The Sliding Window algorithm is another popular rate limiting technique used in modern distributed systems.

Simple idea:

Instead of fixed intervals, it tracks requests over a moving time window.

Example:

  • Limit = 10 requests per minute

  • Instead of resetting every minute, it checks last 60 seconds continuously

How it works:

  • Track timestamps of each request

  • Remove requests older than the time window

  • Count current requests

  • Allow or reject based on limit

Simple understanding:

Sliding Window = more accurate and fair than fixed window or leaky bucket

Comparison:

  • Token Bucket → allows bursts

  • Leaky Bucket → smooth output

  • Sliding Window → accurate and fair control

Use case:

Best for APIs where fairness and precision are important

Distributed Rate Limiting (Redis, API Gateway)

In real-world systems, applications run on multiple servers. Rate limiting must work across all instances.

This is called distributed rate limiting.

How it works:

  • Store request counts in a shared system (like Redis)
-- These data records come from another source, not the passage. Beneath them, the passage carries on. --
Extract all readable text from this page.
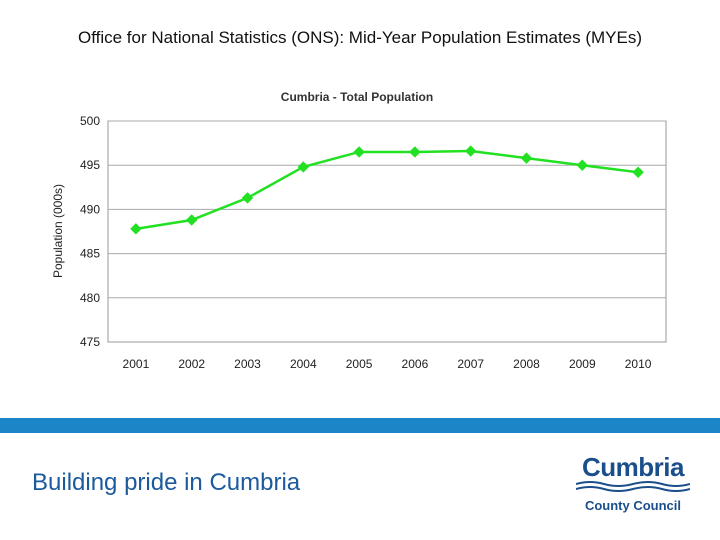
Office for National Statistics (ONS): Mid-Year Population Estimates (MYEs)
Cumbria - Total Population
500
495
490
485
480
475
2001 2002 2003 2004 2005 2006 2007 2008 2009 2010
Population (000s)
Building pride in Cumbria
Cumbria
County Council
  • All servers check and update the same data

Why Redis?

  • Fast in-memory store

  • Supports atomic operations

  • Ideal for counters and rate limiting

Example flow:

  • User sends request

  • Server checks Redis counter

  • If limit not exceeded → allow request

  • Else → reject request (429 error)

API Gateway usage:

Tools like AWS API Gateway or NGINX can enforce rate limits at the edge before requests reach your backend.

Benefits:

  • Centralized control

  • Reduces backend load

  • Improves security

Real-World Architecture for Rate Limiting

In production systems, rate limiting is implemented at multiple layers.

Typical architecture:

  • Client → API Gateway → Application Server → Database

Rate limiting can be applied at:

  1. API Gateway (first layer)

  • Handles most traffic control

  • Example: AWS API Gateway, NGINX

  1. Application Layer

  • Business-level rate limits

  • User-specific rules

  1. Distributed Cache (Redis)

  • Shared counters across servers

Simple flow:

Request → API Gateway checks limit → Redis updates counter → App processes request

Real-world example:

In a public API:

  • Free users → 100 requests/min

  • Premium users → 1000 requests/min

Additional Important Concepts

Fixed Window Algorithm:

  • Simple but less accurate

  • Resets after time window

HTTP Status Code for Rate Limiting:

  • 429 Too Many Requests

Headers used:

  • X-RateLimit-Limit

  • X-RateLimit-Remaining

  • X-RateLimit-Reset

These help clients understand limits.

Summary

Rate limiting algorithms like Token Bucket and Leaky Bucket play a crucial role in controlling traffic and protecting web applications from overload and abuse. While the Token Bucket algorithm allows burst traffic and provides flexibility for dynamic systems like APIs, the Leaky Bucket algorithm ensures a steady and controlled flow of requests, making it suitable for systems that require consistent processing. Choosing the right algorithm depends on your application’s needs, traffic patterns, and performance goals, and implementing rate limiting effectively helps improve security, scalability, and overall system reliability.